Billet rédigé par Jean-François Tremblay, enseignant
Jusqu'à ses 9 ans, Ilona a grandi paisiblement dans un village polonais. En 1939, bien que les adultes s'inquiètent d'une guerre et de persécutions envers les juifs, elle poursuit son quotidien d'enfant, s'en faisant peu. D'ailleurs, qu'est-ce qu'un juif, à part une insulte qu'elle entend souvent et qu'elle a elle-même déjà répétée?
Pourtant, Ilona Flutsztejn-Gruda est juive et Polonaise et, même si elle n'a rien à faire de la guerre, elle devra bientôt s'y habituer. Très rapidement, sa parenté se disperse. Certains partent aux États-Unis, dont sa meilleure amie de toujours; d'autres décident de rester sur place en traitant les fuyards d'imbéciles peureux; elle, sa tante malade et sa mère risquent quant à elles un voyage vers la Lituanie, où son père s'est réfugié. Ce périple ne sera que le premier d'un long exil, qui la mènera profondément au coeur de l'URSS et d'autres cultures qui lui sont complètement inconnues. Si elle aura la chance de ne jamais voir de trop près les champs de bataille et les camps de concentration, Ilona devra sans cesse s'adapter pour survivre et tenter de s’épanouir.
Quand les grands jouaient à la guerre est un roman autobiographique sur l'enfance de Ilona Flutsztejn-Gruda, en pleine Deuxième Guerre mondiale. Le récit avait déjà été publié en 1999 et en 2006. L'auteure, établie au Québec depuis 1969, raconte les évènements marquants de sa vie de guerre dans un style descriptif et réflexif. La famine, l'amitié, l'immigration et la séparation ne sont que quelques-uns des nombreux thèmes touchés en profondeur par l'auteure. L'écriture est accessible à tous, mais, de par certaines scènes plus crues, le roman s'adresse aux adolescents avertis dès 12 ans.

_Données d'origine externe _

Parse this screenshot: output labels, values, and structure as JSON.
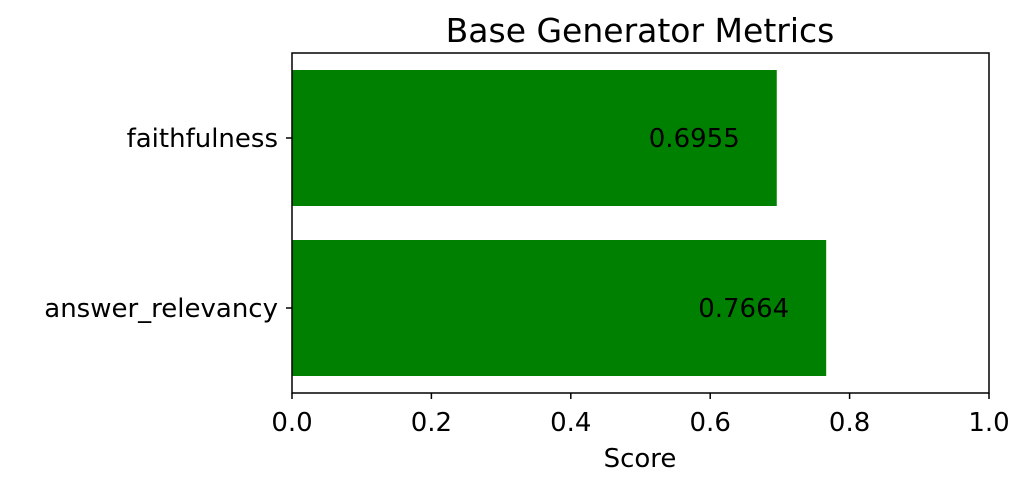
{
  "chart_data": {
    "type": "bar",
    "orientation": "horizontal",
    "title": "Base Generator Metrics",
    "xlabel": "Score",
    "ylabel": "",
    "categories": [
      "answer_relevancy",
      "faithfulness"
    ],
    "values": [
      0.7664,
      0.6955
    ],
    "value_labels": [
      "0.7664",
      "0.6955"
    ],
    "xlim": [
      0.0,
      1.0
    ],
    "xticks": [
      0.0,
      0.2,
      0.4,
      0.6,
      0.8,
      1.0
    ],
    "xtick_labels": [
      "0.0",
      "0.2",
      "0.4",
      "0.6",
      "0.8",
      "1.0"
    ],
    "bar_color": "#008000",
    "grid": false,
    "legend": "none"
  }
}
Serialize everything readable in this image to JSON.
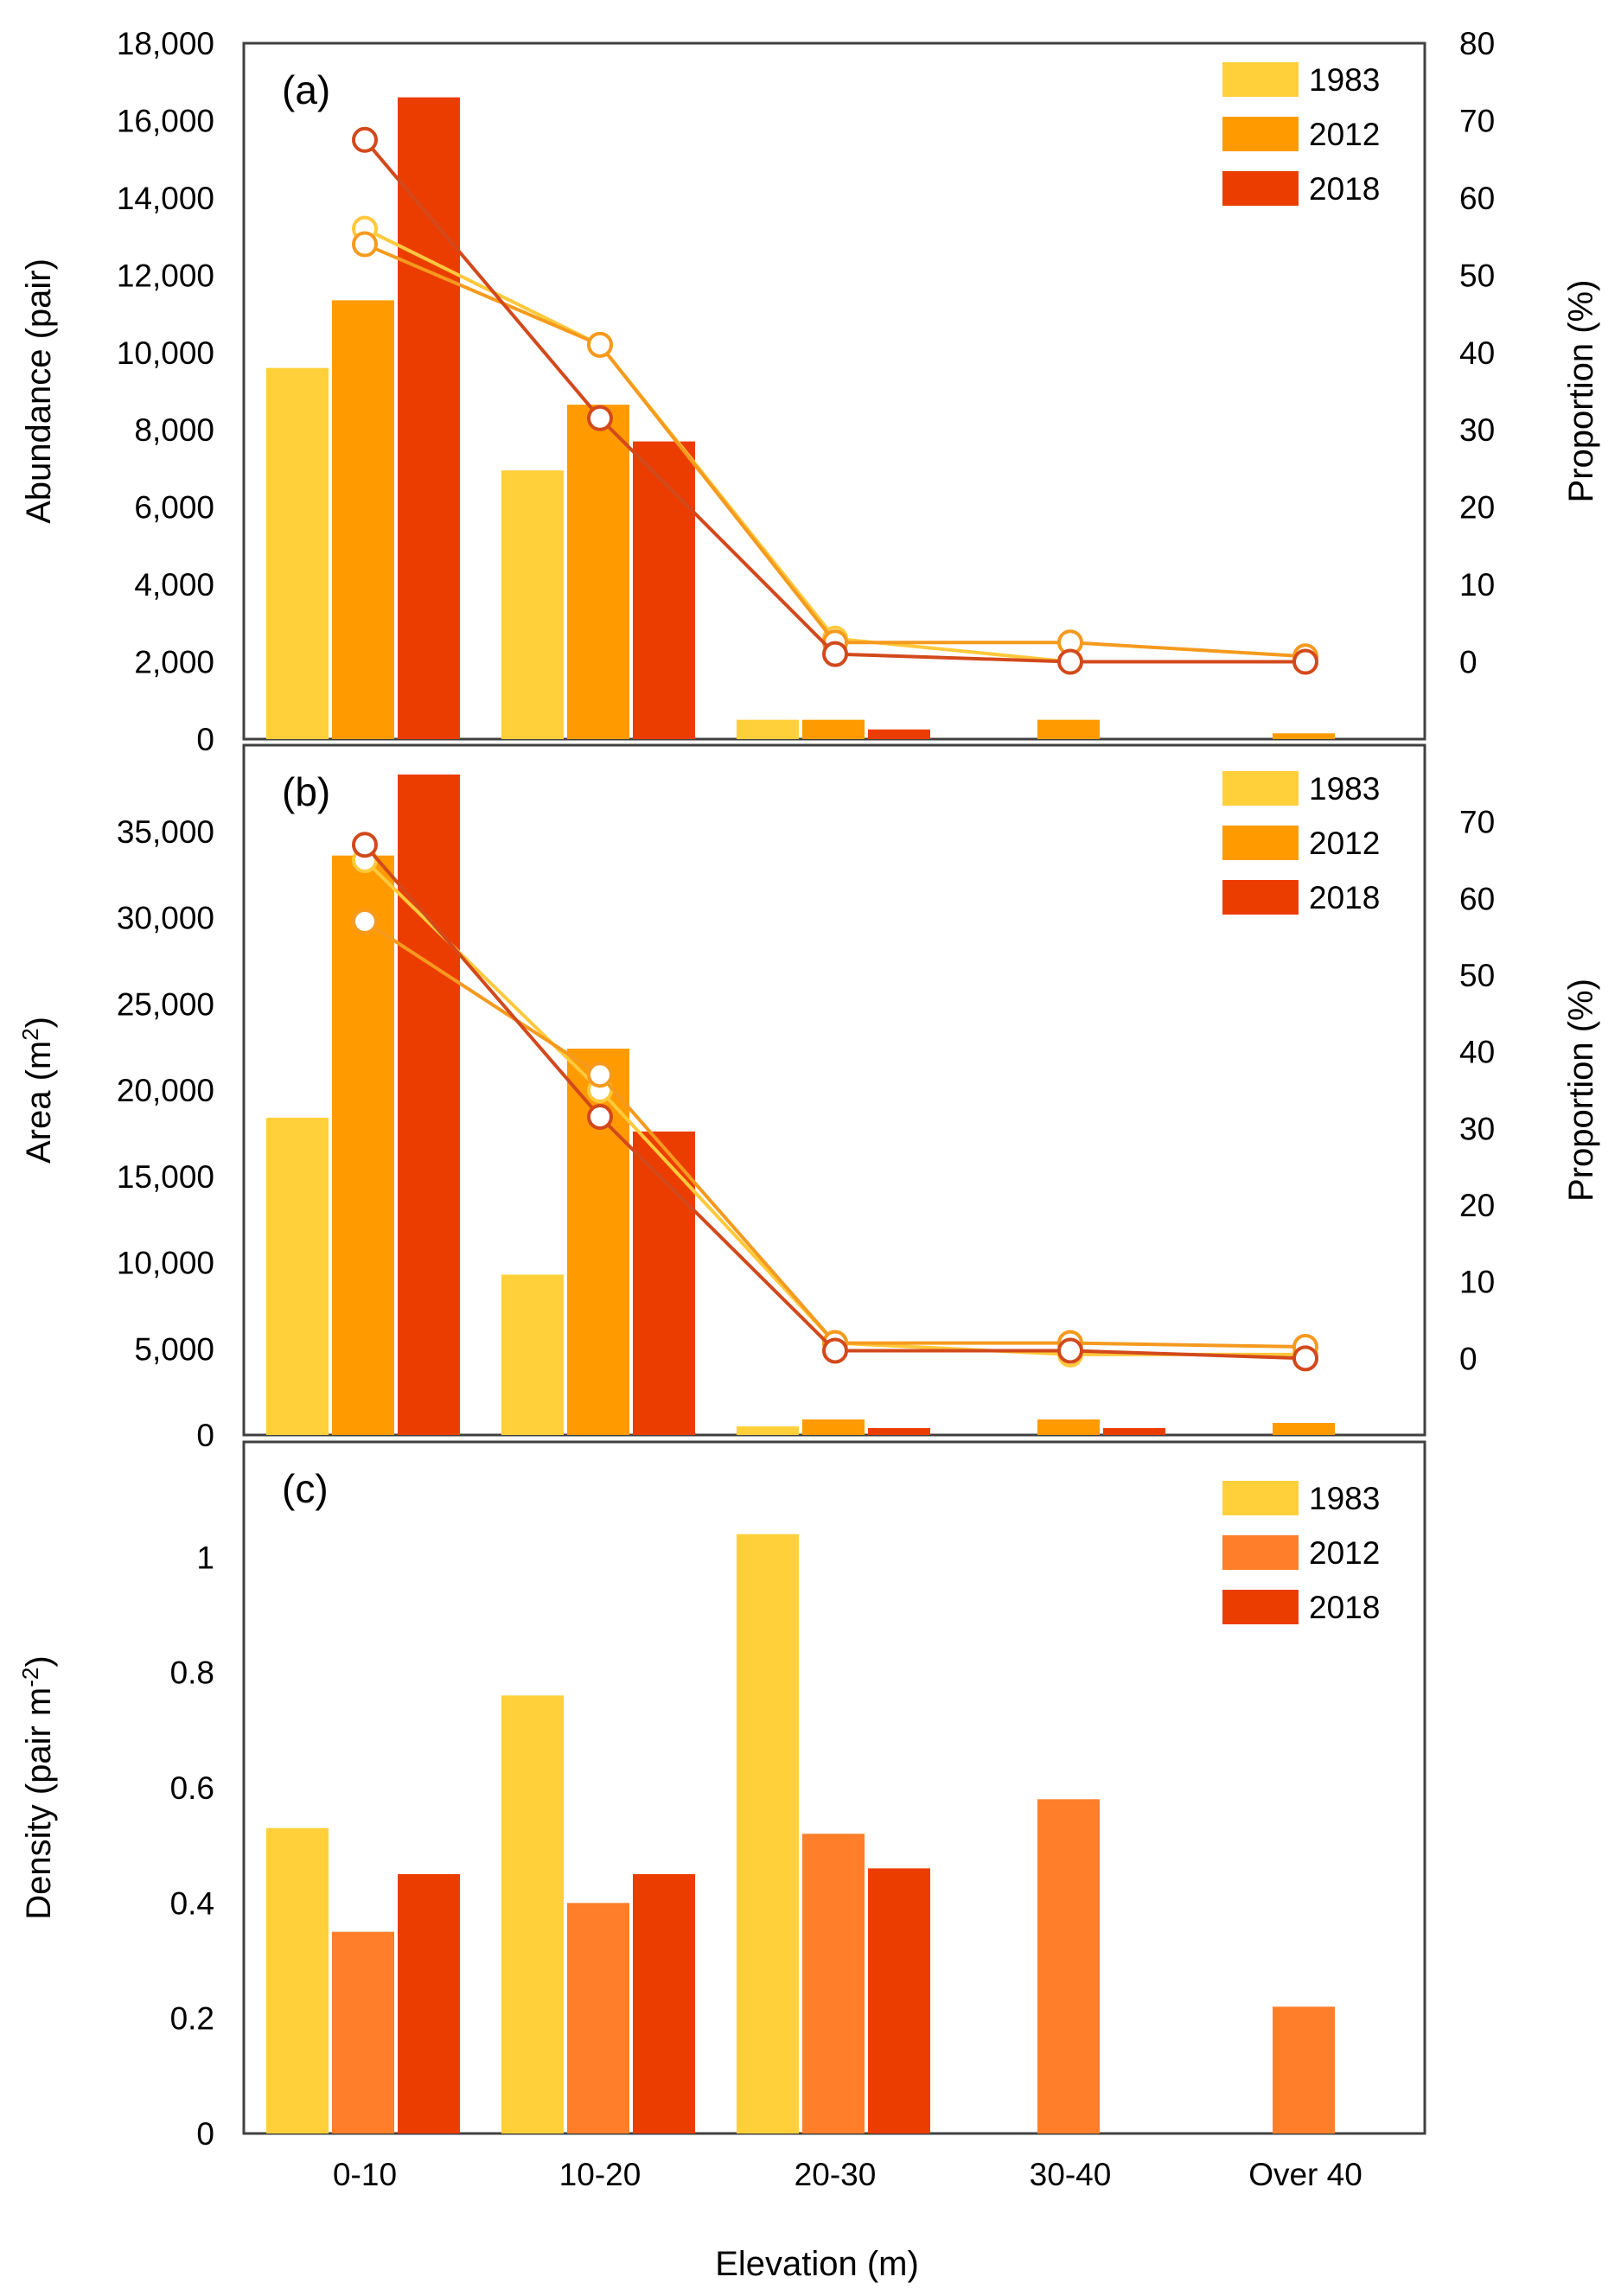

Quand on pense à la guerre, on pense d'abord aux fusils et aux bombes. Avec son roman, Ilona Flutsztejn-Gruda nous éclaire sur d'autres dimensions du quotidien de la Deuxième Guerre mondiale, peut-être moins brutales, mais ô combien éprouvantes. L'auteure illustre ainsi que c'est lors des moments où l'humain est poussé à l'extrême que l'on peut voir sa vraie nature, qui échappe souvent à la logique.
« Je n'ai jamais cessé de penser aux morts, aux survivants, à la grandeur et bassesse humaines. Et toujours la même question me hante : Qu'aurais-je fait à leur place? Comment me serais-je comportée? J'avoue ne pas avoir encore trouvé de réponse. »
Les questions philosophiques reviennent constamment au fil de ses tranches de vie. Même si elle ne se les posait pas petite, c'est ici le regard d'adulte mature de l’auteure qui décortique la nature humaine. Et quelle sagesse! Elle se montre plus critique, mais également plus ouverte et prudente, par exemple en se questionnant sur les motivations de certaines bonnes actions : la solidarité sociale au sein d'une ethnie n'est-elle qu'un autre versant insoupçonné du racisme?... Illona Flutsztejn-Gruda réussit vraiment à ébranler plusieurs certitudes qu'on peut avoir. Son évolution et ses péripéties, racontées sans gêne ni détour, surprennent et marquent le lecteur. On ne peut finir son roman que plein d'admiration pour son courage et sa dignité au travers les histoires qu'elle partage, aussi banales ou incroyables peuvent-elles paraitre.
Si on apprécie pouvoir appréhender la guerre sous un nouvel angle, le style descriptif parfois monotone et certaines références plus pointues à la géopolitique de l'Europe de l'Est pourraient cependant décourager certains lecteurs (je souligne à titre d'exemple les multiples références au communisme, qui n'est jamais vraiment expliqué, et qui est de plus en plus critiqué par Ilona et sa mère au fur et à mesure que le conflit se développe).
Au final, Quand les grands jouaient à la guerre demeure un témoignage intense et dur, qui raconte la guerre sous un des angles les plus humains que je n'ai jamais lu.